“Arrah, thin,” said the overwhelmed Christy, “how could I rob or upset or confuse the Queen at all, at all. Sure, I niver cast my eyes on the ould heifer, good, bad, or indifferent.”

“Silence! Every word you say will be taken in evidence. That’s the law.”

“Wirra, thin, bad luck to that same law.”

“Silence, I say again. I cannot tolerate treasonable expressions before my men. Come along.”

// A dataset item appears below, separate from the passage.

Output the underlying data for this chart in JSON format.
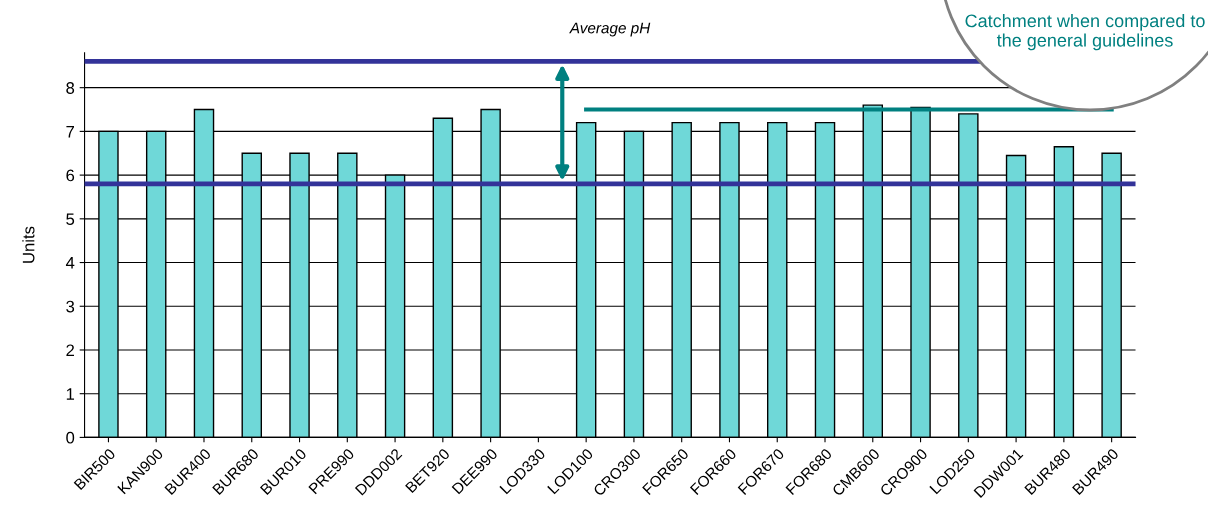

Amid the sobbing of his wife and little ones, and utterly amazed and confounded, Christy was handcuffed and dragged to the police barracks, where he passed a miserable night. In the morning he was brought into the awful presence of O’Graball, who at once commenced in grave tones what he intended for a solemn interrogatory, but which proved in reality a rich burlesque:—

“Prisoner, what is your name?”

“Christy Connell, plaze your worship.”

“It does not please me. It is a notoriously disloyal name. There have been several Connells hanged at various times. Your very possession of such a name is in itself a suspicious circumstance. Sergeant, make a note of it. He confesses his name is Connell. So far our information is correct. Now, prisoner, tell me, had you a mother?”

“Arrah, to be sure I had. What do you think I am, at all, at all?”

“No prevarication, sir. You had also, I suppose, a father of the male gender?”